Machine Learning Notes - Linear Regression

Published: August 14, 2013

This is my first post on machine learning, and hopefully not the last one. The main goal of these posts is to serve as a quick reference for simple machine learning problems and their solutions, meanwhile allowing me to get a better understanding of the field itself. That said, don't take anything for granted.

Linear Regression

Linear regression is one of the algorithms used to predict scalar values given some inputs. Linear regression can be modelled like this:

y_i = \beta_1 x_{i1} + \beta_2 x_{i2} + \cdots +\beta_p x_{ip} + \epsilon_i

It can also be written in a vector form as:

\boldsymbol Y = \boldsymbol X \boldsymbol \beta + \boldsymbol \epsilon

We first need to find the model parameters \beta before any predictions, y, can be made for our inputs x.

Finding Betas

Given a set of inputs and outputs we would have to solve a set equations for \beta.
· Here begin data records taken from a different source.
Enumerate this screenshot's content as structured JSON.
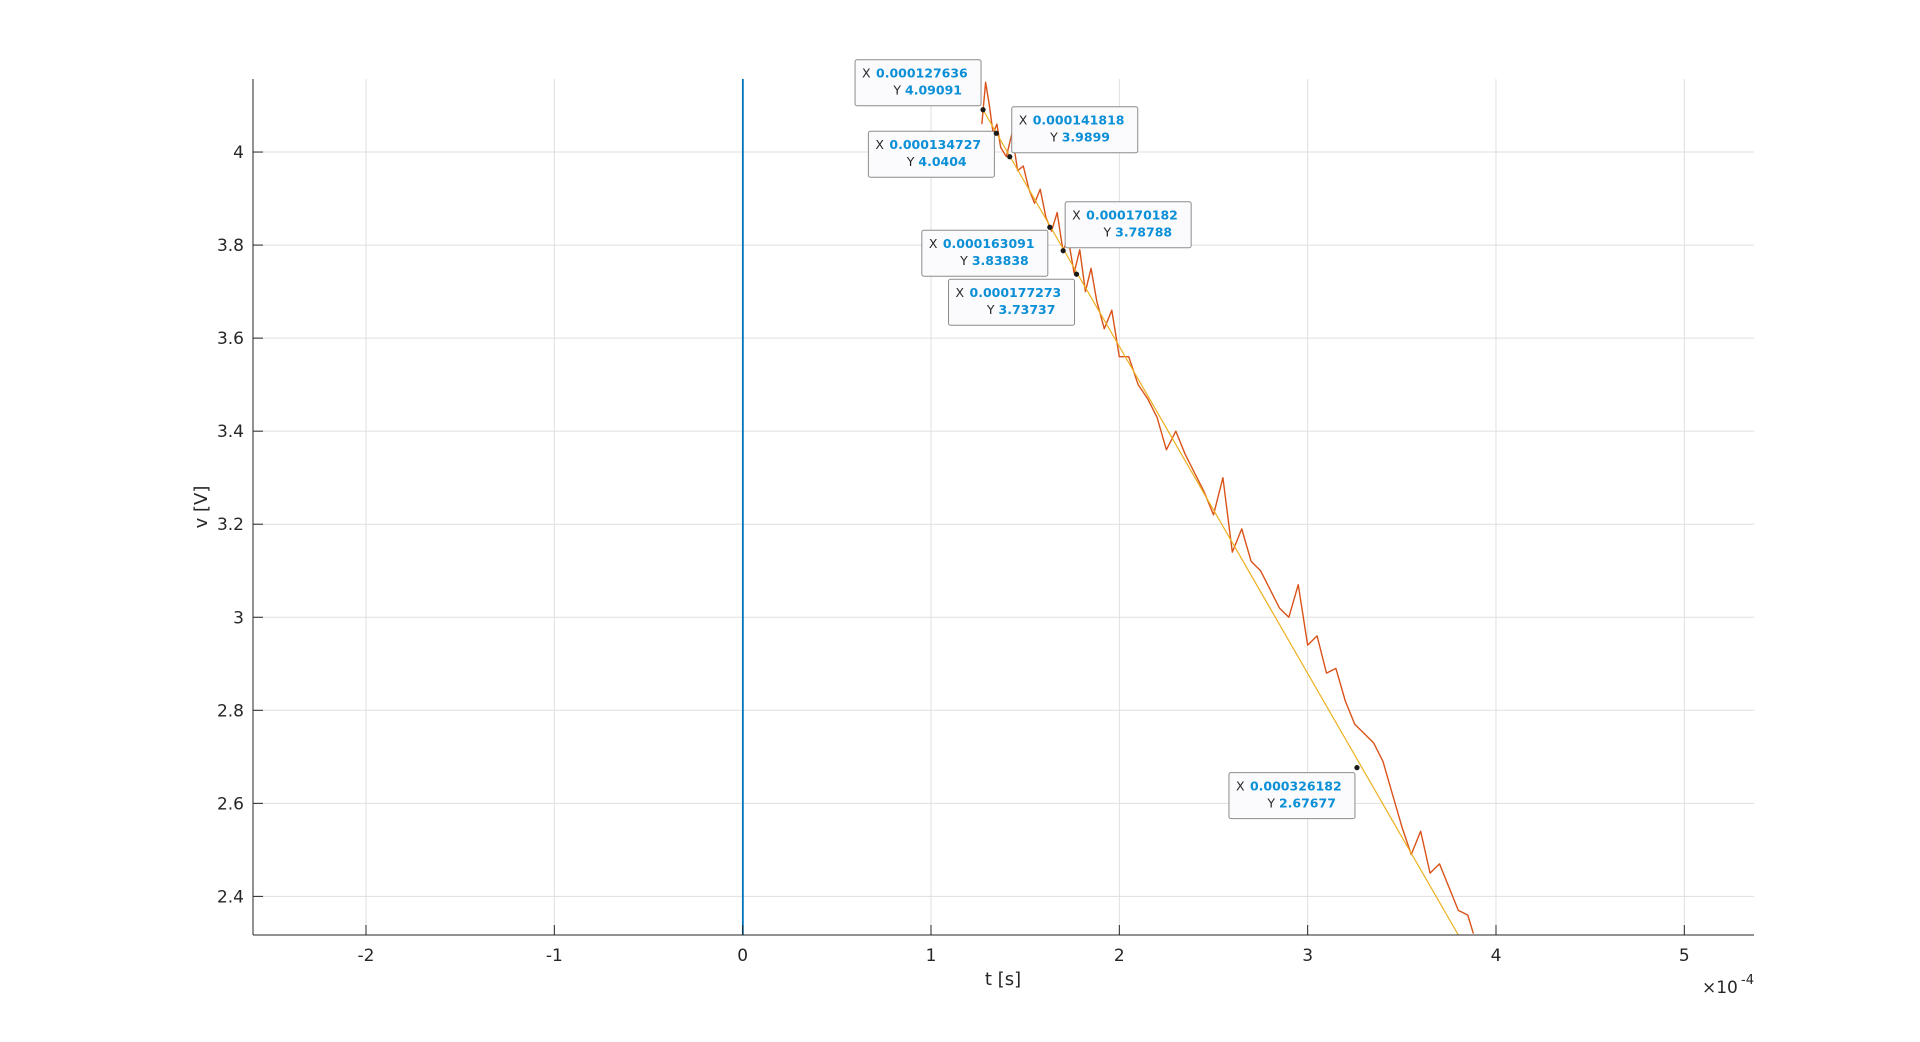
{
  "chart_data": {
    "type": "line",
    "title": "",
    "xlabel": "t [s]",
    "ylabel": "v [V]",
    "x_exponent_label": "×10",
    "x_exponent_power": "-4",
    "xlim": [
      -0.00026,
      0.000537
    ],
    "ylim": [
      2.317,
      4.157
    ],
    "x_scale_factor": 0.0001,
    "x_ticks": [
      -2,
      -1,
      0,
      1,
      2,
      3,
      4,
      5
    ],
    "x_tick_labels": [
      "-2",
      "-1",
      "0",
      "1",
      "2",
      "3",
      "4",
      "5"
    ],
    "y_ticks": [
      2.4,
      2.6,
      2.8,
      3.0,
      3.2,
      3.4,
      3.6,
      3.8,
      4.0
    ],
    "y_tick_labels": [
      "2.4",
      "2.6",
      "2.8",
      "3",
      "3.2",
      "3.4",
      "3.6",
      "3.8",
      "4"
    ],
    "grid": true,
    "colors": {
      "series_blue": "#0072bd",
      "series_orange": "#d95319",
      "series_yellow": "#edb120",
      "grid": "#dfdfdf",
      "axis": "#262626",
      "datatip_value": "#0b8fd6"
    },
    "series": [
      {
        "color": "#0072bd",
        "x": [
          0,
          0,
          2e-07,
          2e-07
        ],
        "y": [
          2.317,
          4.157,
          4.157,
          2.317
        ]
      },
      {
        "color": "#d95319",
        "x": [
          0.000127,
          0.000129,
          0.000131,
          0.000133,
          0.000135,
          0.000137,
          0.00014,
          0.000143,
          0.000146,
          0.000149,
          0.000152,
          0.000155,
          0.000158,
          0.000161,
          0.000164,
          0.000167,
          0.00017,
          0.000173,
          0.000176,
          0.000179,
          0.000182,
          0.000185,
          0.000188,
          0.000192,
          0.000196,
          0.0002,
          0.000205,
          0.00021,
          0.000215,
          0.00022,
          0.000225,
          0.00023,
          0.000235,
          0.00024,
          0.000245,
          0.00025,
          0.000255,
          0.00026,
          0.000265,
          0.00027,
          0.000275,
          0.00028,
          0.000285,
          0.00029,
          0.000295,
          0.0003,
          0.000305,
          0.00031,
          0.000315,
          0.00032,
          0.000325,
          0.00033,
          0.000335,
          0.00034,
          0.000345,
          0.00035,
          0.000355,
          0.00036,
          0.000365,
          0.00037,
          0.000375,
          0.00038,
          0.000385,
          0.000388
        ],
        "y": [
          4.06,
          4.15,
          4.1,
          4.04,
          4.06,
          4.01,
          3.99,
          4.04,
          3.96,
          3.97,
          3.92,
          3.89,
          3.92,
          3.86,
          3.83,
          3.87,
          3.79,
          3.81,
          3.74,
          3.79,
          3.7,
          3.75,
          3.68,
          3.62,
          3.66,
          3.56,
          3.56,
          3.5,
          3.47,
          3.43,
          3.36,
          3.4,
          3.35,
          3.31,
          3.27,
          3.22,
          3.3,
          3.14,
          3.19,
          3.12,
          3.1,
          3.06,
          3.02,
          3.0,
          3.07,
          2.94,
          2.96,
          2.88,
          2.89,
          2.82,
          2.77,
          2.75,
          2.73,
          2.69,
          2.62,
          2.55,
          2.49,
          2.54,
          2.45,
          2.47,
          2.42,
          2.37,
          2.36,
          2.32
        ]
      },
      {
        "color": "#edb120",
        "x": [
          0.000127636,
          0.00038
        ],
        "y": [
          4.09091,
          2.317
        ]
      }
    ],
    "datatips": [
      {
        "x": "0.000127636",
        "y": "4.09091",
        "px": 0.000127636,
        "py": 4.09091
      },
      {
        "x": "0.000134727",
        "y": "4.0404",
        "px": 0.000134727,
        "py": 4.0404
      },
      {
        "x": "0.000141818",
        "y": "3.9899",
        "px": 0.000141818,
        "py": 3.9899
      },
      {
        "x": "0.000163091",
        "y": "3.83838",
        "px": 0.000163091,
        "py": 3.83838
      },
      {
        "x": "0.000170182",
        "y": "3.78788",
        "px": 0.000170182,
        "py": 3.78788
      },
      {
        "x": "0.000177273",
        "y": "3.73737",
        "px": 0.000177273,
        "py": 3.73737
      },
      {
        "x": "0.000326182",
        "y": "2.67677",
        "px": 0.000326182,
        "py": 2.67677
      }
    ],
    "datatip_key_x": "X",
    "datatip_key_y": "Y"
  }
}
The vector form can be solved using linear algebra; the solution takes the form of:

\beta = (X'X)^{-1}X'Y

This particular solution will find betas using the method of ordinary least squares. If linear algebra is not an option, another way to find betas is to minimize the difference between actual values and predicted values by using some function optimization method, e.g. gradient descent.

Data Set

We are going to use a minimal version of the Iris data set in the code examples.

Implementing The Model

In the examples below I am going to implement a simple linear regression model that takes only a single input. This way we can much more easily visualize our data and model; however, the code can be easily extended to support more than one input.

Reading The Data Set

In this example we are going to model the sepal length using sepal width only for setosa flower class.

import csv

def read_iris_data(filename):
    """
    :Parameters:
      - `filename`: name of the file that contains Iris data set.
    """

    sepalWidths = []
    sepalLengths = []

    with open(filename) as fd:
        reader = csv.DictReader(fd)
        for row in reader:
            # Widths will be our inputs, include intercept
            sepalWidths.append([1.0, float(row['sepalWidth'])])
            sepalLengths.append(float(row['sepalLength']))

    return sepalWidths, sepalLengths

One thing to note here is that we are adding intercept to our inputs (ones). It's not very important in this particular case since our inputs will never evaluate to 0. In other cases it may be useful.

Solving For Betas With NumPy And Linear Algebra

import numpy as np

def fit(inputs, outputs):
    """
    Solve a set of linear regression equations for betas using linear algebra.

    :Parameters:
      - `inputs`: a list of inputs.
      - `outputs`: a list of outputs for given inputs.
    """
    X = np.mat(inputs)
    Y = np.mat(outputs).T
    x_trans_x = X.T * X
    if np.linalg.det(x_trans_x) == 0:
        raise Exception('Cannot inverse singular matrix')
    return (x_trans_x.I * (X.T * Y)).A.flatten()

The fit() function expects a list of tuples as inputs, and a list of output values. The model parameters will be returned as a list. If we are going to run this function on our data set we will get a these beta coefficients [2.63900125 0.69048972]. Thus, our regression function looks as follows:

sepalLength = 2.63900125 + 0.69048972 \times sepalWidth

Solving For Betas With scikit-learn

scikit-learn package comes with a linear model which can be used to solve linear regression problems.

import numpy as np
from sklearn import linear_model

X = np.array(inputs)
Y = np.array(outputs)
# Don't include intercept since we already added it while loading
# data.
model = linear_model.LinearRegression(fit_intercept=False)
model.fit(X, Y)

The model parameters are stored in model.coef_ and for our dataset they are array([ 2.63900125, 0.69048972]). Predictions can be done by calling model.predict method.

Assessing Your Model

For simple cases that have only a single input we can plot the regression line and the data points together to see how well our model fits the data.

The red line represents our original model, which I think looks fairly well. However, if we look at our dataset the first data point looks like an outlier. We can try to build a model using a data set without the outlier. The green regression line represents the model where the outlier was removed from the training set.

By looking at the graphs it's diffucult to tell which model is a better one. We can take a look at the coefficient of determination (R^2) for each of them. scikit-learn model provides score method which can be used to obtain it. For the first model we have R^2 of 0.551375580392 and for the second one—0.547248091457. The closer R^2 to 1 the better our model is.